E_RHE = E_Ag/AgCl + 0.059 × pH + 0.197

Chronoamperometry (CA) measurements were carried out in the same electrolyte (0.1 M H₂SO₄) biased at 0 V versus RHE under chopped one sun illumination to determine the stability of the Sb₂Se₃ photocathodes. The CA measurement is a typical method to evaluate the stability of the photoelectrode in the PEC water splitting system because it is an intuitive technique to recognize the activity of the photoelectrode on the water reduction reaction.³⁰ A decrease in the photocurrent density during the CA measurement often indicates the corrosion of the photoelectrode in the aqueous solution.
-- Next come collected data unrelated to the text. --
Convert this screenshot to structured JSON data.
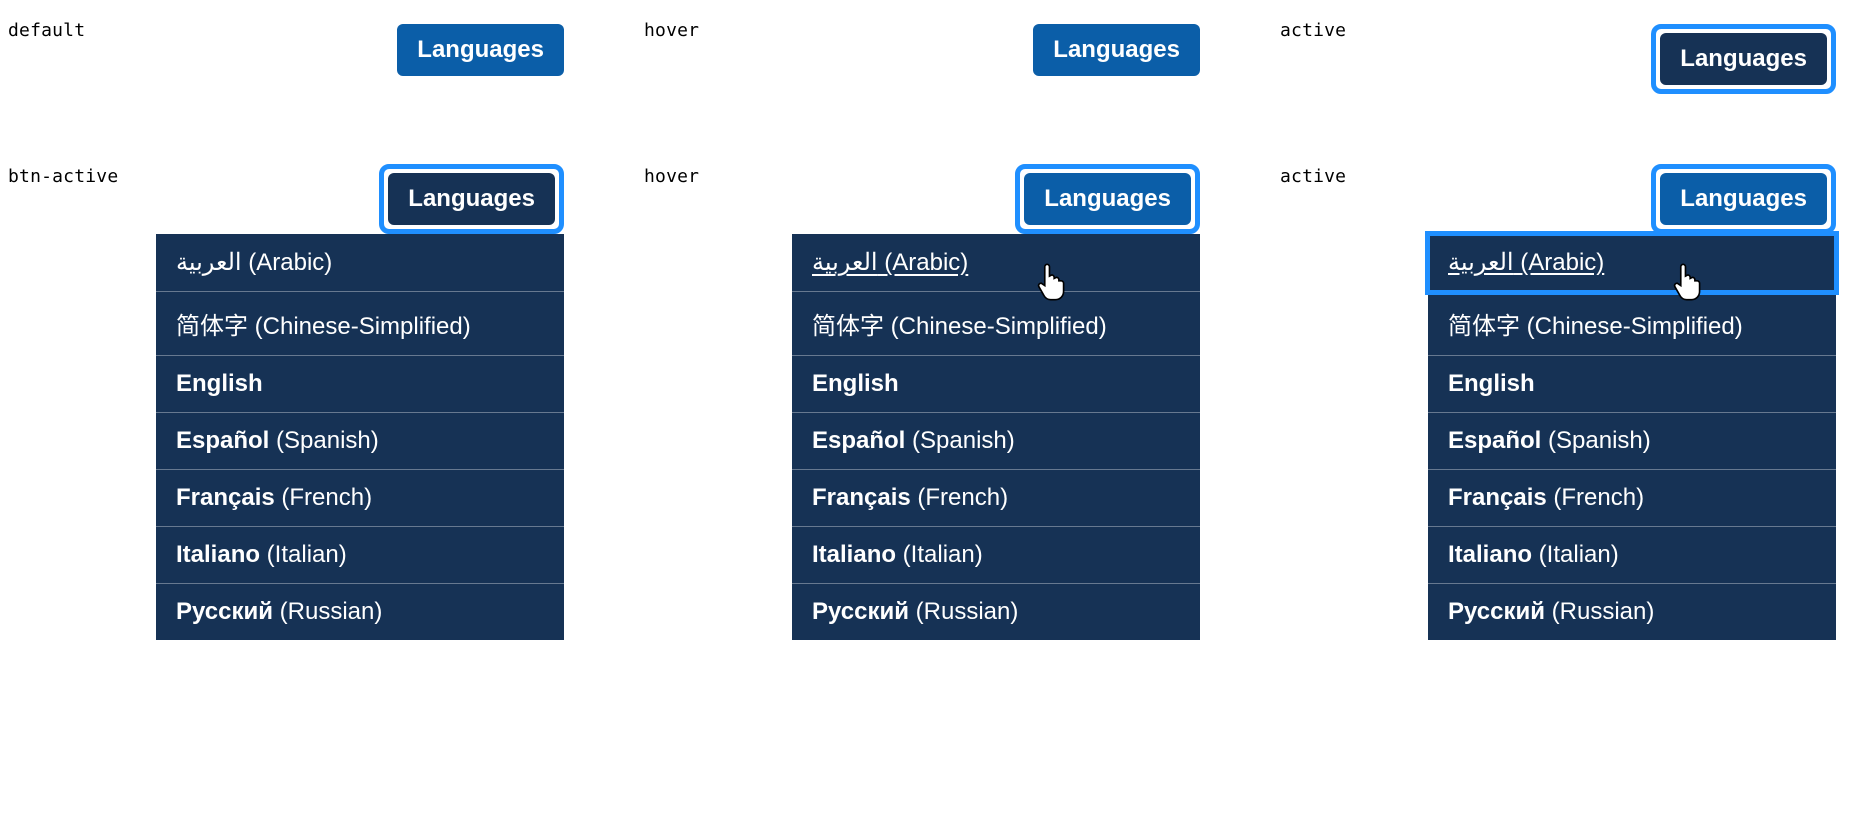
{
  "states": {
    "row1": [
      "default",
      "hover",
      "active"
    ],
    "row2": [
      "btn-active",
      "hover",
      "active"
    ]
  },
  "button_label": "Languages",
  "languages": [
    {
      "native": "العربية",
      "english": "Arabic",
      "native_bold": false
    },
    {
      "native": "简体字",
      "english": "Chinese-Simplified",
      "native_bold": false
    },
    {
      "native": "English",
      "english": "",
      "native_bold": true
    },
    {
      "native": "Español",
      "english": "Spanish",
      "native_bold": true
    },
    {
      "native": "Français",
      "english": "French",
      "native_bold": true
    },
    {
      "native": "Italiano",
      "english": "Italian",
      "native_bold": true
    },
    {
      "native": "Русский",
      "english": "Russian",
      "native_bold": true
    }
  ],
  "colors": {
    "button_default": "#0b5ea8",
    "button_dark": "#163255",
    "focus_ring": "#1f8fff",
    "dropdown_bg": "#163255",
    "divider": "rgba(255,255,255,0.35)"
  }
}
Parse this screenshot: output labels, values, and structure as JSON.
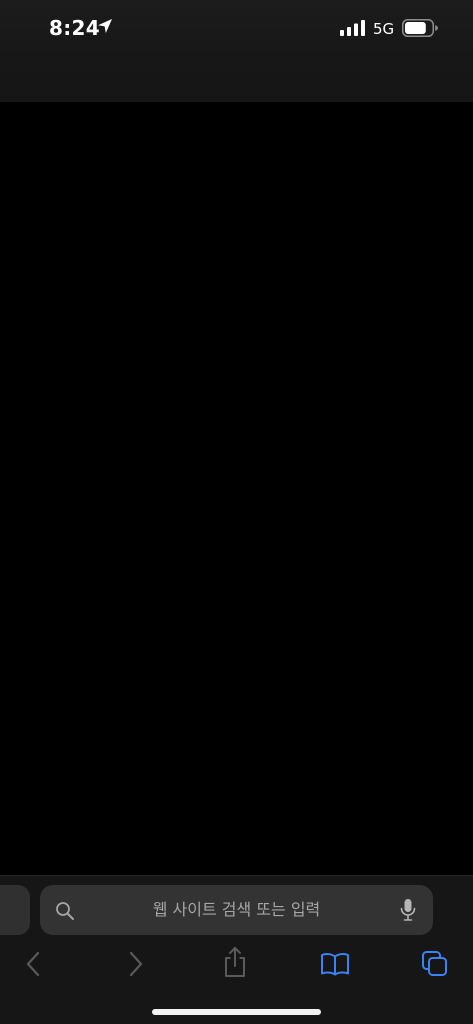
{
  "status_bar": {
    "time": "8:24",
    "network": "5G",
    "battery_level": 0.8
  },
  "address_bar": {
    "placeholder": "웹 사이트 검색 또는 입력"
  },
  "icons": {
    "location": "location-arrow-icon",
    "signal": "cellular-signal-icon",
    "battery": "battery-icon",
    "search": "magnifier-icon",
    "mic": "microphone-icon",
    "back": "chevron-left-icon",
    "forward": "chevron-right-icon",
    "share": "share-icon",
    "bookmarks": "book-icon",
    "tabs": "tabs-icon"
  },
  "colors": {
    "accent": "#3b82f6",
    "disabled": "#5a5a5a",
    "toolbar_bg": "#161616",
    "address_bg": "#333333"
  }
}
To examine the charge transport capability of the Sb₂Se₃ photocathodes, the electrochemical impedance spectroscopy (EIS) measurement was conducted in a 0.1 M H₂SO₄ aqueous solution under one sun illumination biased at the hydrogen evolution reaction potential (0 V versus RHE). It was carried out at frequencies from 1 MHz to 100 mHz by applying a sinusoidal potential perturbation of 10 mV. All data of PEC and EIS measurements were acquired by a potentiostat (SP-200, BioLogic Science Instruments).

Results and discussion

Different amounts of Sb and Se powders were dissolved in the Sb–Se precursor solution based on the EDA and 2-MER mixed solvent. To control the Se-rich conditions, the amount of Sb powder was fixed, while the amount of Se powder was slightly increased, according to the molar ratio of Sb and Se; (Sb : Se) = 1 : 1.5, 1 : 3, 1 : 4.5, 1 : 7.5, and 1 : 9, respectively. Fig. 1 shows the XRD patterns of the solution processed Sb₂Se₃ films using different Sb–Se precursor solutions. All films exhibited XRD patterns indexed to crystalline Sb₂Se₃ (JCPDS 15-0861) and XRD patterns indexed to SnO₂ (JCPDS 46-1088) from the FTO substrate.^31–33 Moreover, no oxide phases such as Sb₂O₃ were observed in the XRD patterns. This indicates that the deposited film on the FTO substrate was a well-crystallized Sb₂Se₃ film. On the other hand, the intensity of the peaks related to the (120) and (230) orientations became stronger, as the amount of Se powder was increased. This is clear evidence of the formation of an Sb₂Se₃ nanowire film with a preferred orientation of (001), which was horizontally laid on the substrate.^24,34 Interestingly, the XRD pattern indexed to elemental Se (JCPDS 06-0362) appeared in the solution processed Sb₂Se₃ film with a molar ratio of Sb : Se = 1 : 7.5.³⁵ Moreover, its intensity was remarkably increased in the solution processed Sb₂Se₃ film with a molar ratio of Sb : Se = 1 : 9. This result is likely due to the excessive Se components in the Sb₂Se₃ film. It was also confirmed by the Se/Sb atomic ratio detected by the EDX system (Fig. S1 and Table S1†). The Se/Sb atomic ratio was gradually increased along with the increase in the amount of Se powders, indicating the formation of a Se-rich Sb₂Se₃ film. Therefore, it was demonstrated that an Sb–Se precursor solution with excessive Se powders is favorable for obtaining the solution processed Se-rich Sb₂Se₃ film.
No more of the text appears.